Sunday, April 26, 2009

Mystery On The 301 From Circular Quay

I was sitting on the bus after work on Friday night when a woman sat in the vacant seat next to me. The bus was filling up but there were plenty of empty seeats around. Bus continued its journey.

At a random moment, without warning and with no apparent reason, the woman got out of her seat and relocated to the seat directly in fron of us, next to another complete stranger. Just like that.

Now I know my self-confidence can occasionally be a bit wobbly, and I know I have my fair share of neuroses, but I defy those of you with the most robust self-confidence to not - in the same situation - think to yourself, "WTF was that all about? Do I smell?"

It's not like she was moving closer to the doors for a quicker exit, and she didn't know the person in the other seat any more than she knew me. I wasn't having an annoying phone conversation or playing music too loud through headphones. And I know I didn't smell because I took a surreptious sniff at my underarms.

I even came very, very close to tappping her on the shoulder and asking, "Excuse me - I couldn't help noticing you sit in this seat, then relocate to that seat. What made you do that?"

But I said nothing. I just sat there wondering why she did that. Couldn't help thinking that everyone behind us would have seen what just happened and would probably be thinking wow, he must smell, smelly man. I wanted to explain to everyone that I don't smell, that I''m a two shower a day guy and that it was just a prep day in the kitchen so I didn't even work up a sweat and I am absolutely definitely not the kind of person who farts on public transport.

I could feel them all staring at me for the rest of the journey. I was relieved to finally get off at my stop. I will never know what made the woman change seats like that. It was such a small act but it made my mood pout with sadness for the rest of the night....

10 comments:

Thaydra said...

Were you rolling around in the garlic at work?

You should have tapped her on the shoulder and asked. I'm sure her expression alone would have made it worth it =)

Kathryn said...

She was probably having trouble containing her intense excitement to be sitting by you so in order to restrain herself (as she is undoubtedly attached to some fine man herself and doesn't want to cheat) she forced herself to move away before her inevitable pounce was unleashed. I'd consider yourself lucky. She probably has issues. But sounds like her morals are in tact. I think it may have been nice of her to at least share this info with you before switching seats and leaving you to ponder your odor.

Lee Bemrose said...

No garlic, Thaydra. Well not enough garlic for that kind of reaction. AndI would have asked her but I was afraid she might say simply, "You smell funny."

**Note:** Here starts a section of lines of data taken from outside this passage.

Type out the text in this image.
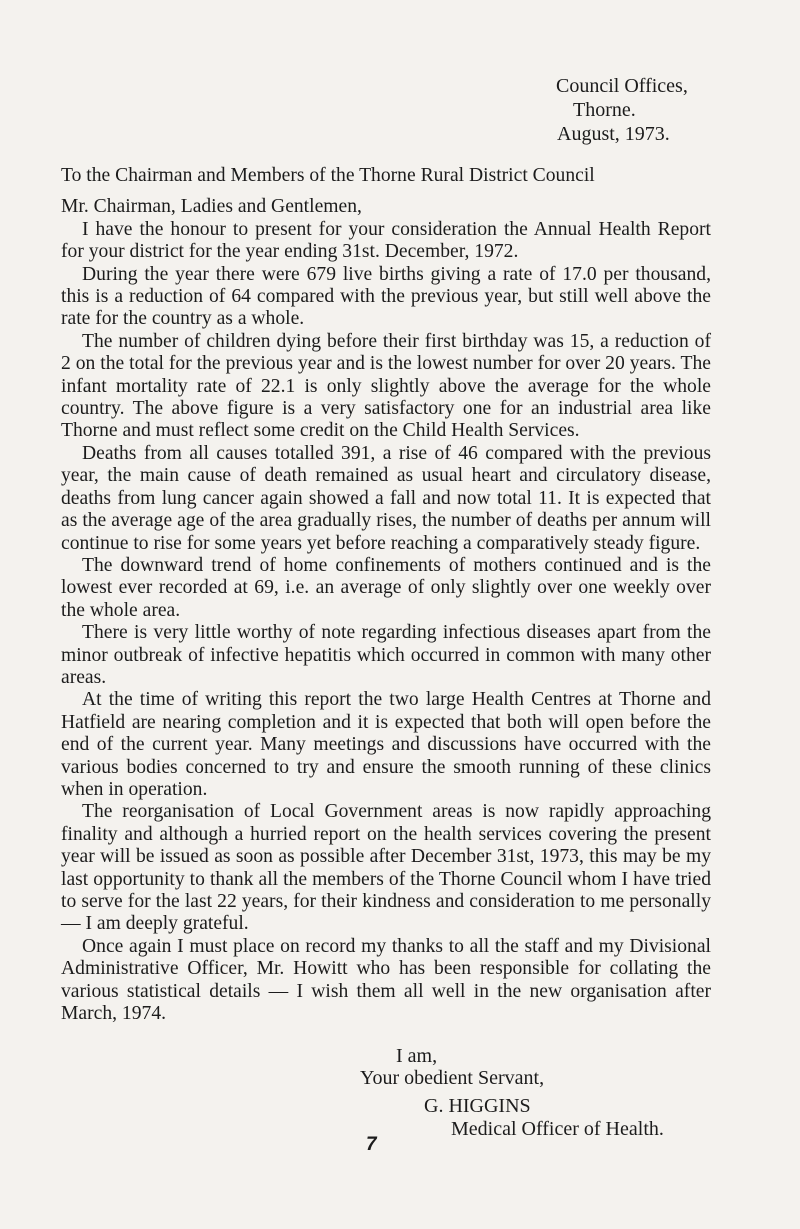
Council Offices,
Thorne.
August, 1973.

To the Chairman and Members of the Thorne Rural District Council

Mr. Chairman, Ladies and Gentlemen,

I have the honour to present for your consideration the Annual Health Report for your district for the year ending 31st. December, 1972.

During the year there were 679 live births giving a rate of 17.0 per thousand, this is a reduction of 64 compared with the previous year, but still well above the rate for the country as a whole.

The number of children dying before their first birthday was 15, a reduction of 2 on the total for the previous year and is the lowest number for over 20 years. The infant mortality rate of 22.1 is only slightly above the average for the whole country. The above figure is a very satisfactory one for an industrial area like Thorne and must reflect some credit on the Child Health Services.

Deaths from all causes totalled 391, a rise of 46 compared with the previous year, the main cause of death remained as usual heart and circulatory disease, deaths from lung cancer again showed a fall and now total 11. It is expected that as the average age of the area gradually rises, the number of deaths per annum will continue to rise for some years yet before reaching a comparatively steady figure.

The downward trend of home confinements of mothers continued and is the lowest ever recorded at 69, i.e. an average of only slightly over one weekly over the whole area.

There is very little worthy of note regarding infectious diseases apart from the minor outbreak of infective hepatitis which occurred in common with many other areas.

At the time of writing this report the two large Health Centres at Thorne and Hatfield are nearing completion and it is expected that both will open before the end of the current year. Many meetings and discussions have occurred with the various bodies concerned to try and ensure the smooth running of these clinics when in operation.

The reorganisation of Local Government areas is now rapidly approaching finality and although a hurried report on the health services covering the present year will be issued as soon as possible after December 31st, 1973, this may be my last opportunity to thank all the members of the Thorne Council whom I have tried to serve for the last 22 years, for their kindness and consideration to me personally — I am deeply grateful.

Once again I must place on record my thanks to all the staff and my Divisional Administrative Officer, Mr. Howitt who has been responsible for collating the various statistical details — I wish them all well in the new organisation after March, 1974.

I am,
Your obedient Servant,
G. HIGGINS
Medical Officer of Health.
7
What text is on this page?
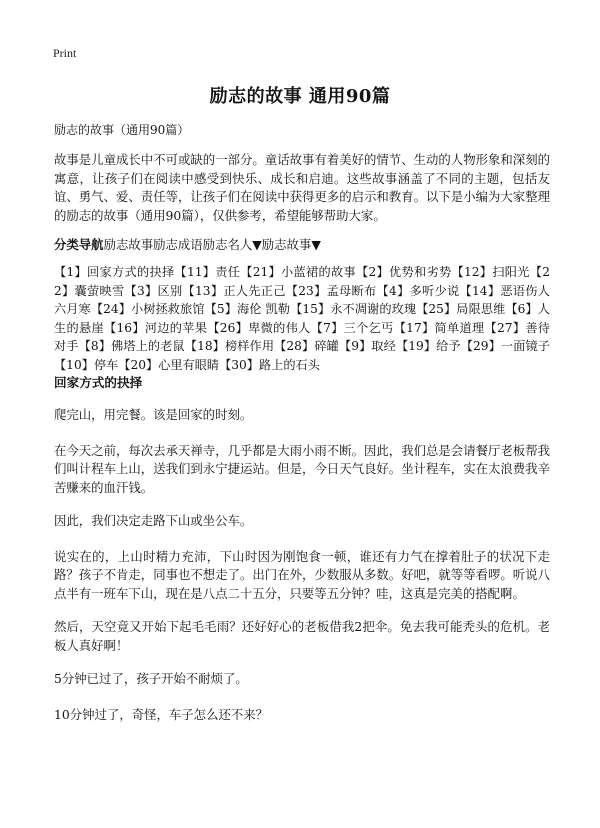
Print
励志的故事 通用90篇

励志的故事（通用90篇）

故事是儿童成长中不可或缺的一部分。童话故事有着美好的情节、生动的人物形象和深刻的寓意，让孩子们在阅读中感受到快乐、成长和启迪。这些故事涵盖了不同的主题，包括友谊、勇气、爱、责任等，让孩子们在阅读中获得更多的启示和教育。以下是小编为大家整理的励志的故事（通用90篇），仅供参考，希望能够帮助大家。

分类导航励志故事励志成语励志名人▼励志故事▼

【1】回家方式的抉择【11】责任【21】小蓝裙的故事【2】优势和劣势【12】扫阳光【22】囊萤映雪【3】区别【13】正人先正己【23】孟母断布【4】多听少说【14】恶语伤人六月寒【24】小树拯救旅馆【5】海伦 凯勒【15】永不凋谢的玫瑰【25】局限思维【6】人生的悬崖【16】河边的苹果【26】卑微的伟人【7】三个乞丐【17】简单道理【27】善待对手【8】佛塔上的老鼠【18】榜样作用【28】碎罐【9】取经【19】给予【29】一面镜子【10】停车【20】心里有眼睛【30】路上的石头

回家方式的抉择

爬完山，用完餐。该是回家的时刻。

在今天之前，每次去承天禅寺，几乎都是大雨小雨不断。因此，我们总是会请餐厅老板帮我们叫计程车上山，送我们到永宁捷运站。但是，今日天气良好。坐计程车，实在太浪费我辛苦赚来的血汗钱。

因此，我们决定走路下山或坐公车。

说实在的，上山时精力充沛，下山时因为刚饱食一顿，谁还有力气在撑着肚子的状况下走路？孩子不肯走，同事也不想走了。出门在外，少数服从多数。好吧，就等等看啰。听说八点半有一班车下山，现在是八点二十五分，只要等五分钟？哇，这真是完美的搭配啊。

然后，天空竟又开始下起毛毛雨？还好好心的老板借我2把伞。免去我可能秃头的危机。老板人真好啊！

5分钟已过了，孩子开始不耐烦了。

10分钟过了，奇怪，车子怎么还不来？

Kat - I've been going over and over this incident since it happened, and in the end that's exactly the conlusion I came to. In reality my pheremones were probably driving the poor woman out of her mind.

Y said...

Oh Lee! I consider myself a pretty neurotic person too, but I don't think I could beat you. I often have that "is it me" concern, but then try to remind myself that most people are actually quite attached to the idea of having enough personal space. Either that, or she was about to fart and didn't want to abuse your airspace.

Dina Roberts said...

Maybe she is some kind of aura vampire or something.

She sucked up your aura and went onto the next guy.

You THINK your sad because of the rejection, but you're really sad because you lost part of your aura.

OR

Maybe she's a psycho serial killer. She was sniffing you out as a victim, but changed her mind.

Lee Bemrose said...

It wasn'r personal space, Y. She sat next to another passenger. One seat in front.

I wish you had told me this earlier, Dina. I could have saved that poor bastard's life. ("Psst - random dude on a bus. The seat-swapping chick next to you is a psycho killer! Run away!"

neena maiya (guyana gyal) said...

Yayyyy, thank you for other people with neuroses. I don't feel so alone now.

Dina, I like your explanation about the aura vampire.

Anonymous said...

Definitely disconcerting.

Lee Bemrose said...

GG - this is the thing. Was I being neurotic or would everyone have felt the same way if it happened to them?

Drodbar - it's not disconcerting at all. Refer to Kat's comment.

neena maiya (guyana gyal) said...

Well, Lee, it wouldn't trouble some folks...yet the things that would worry them might not bother you in the least. For example, do you think about unseen creatures watching you?

Heh. Does that set off a new nerosis now?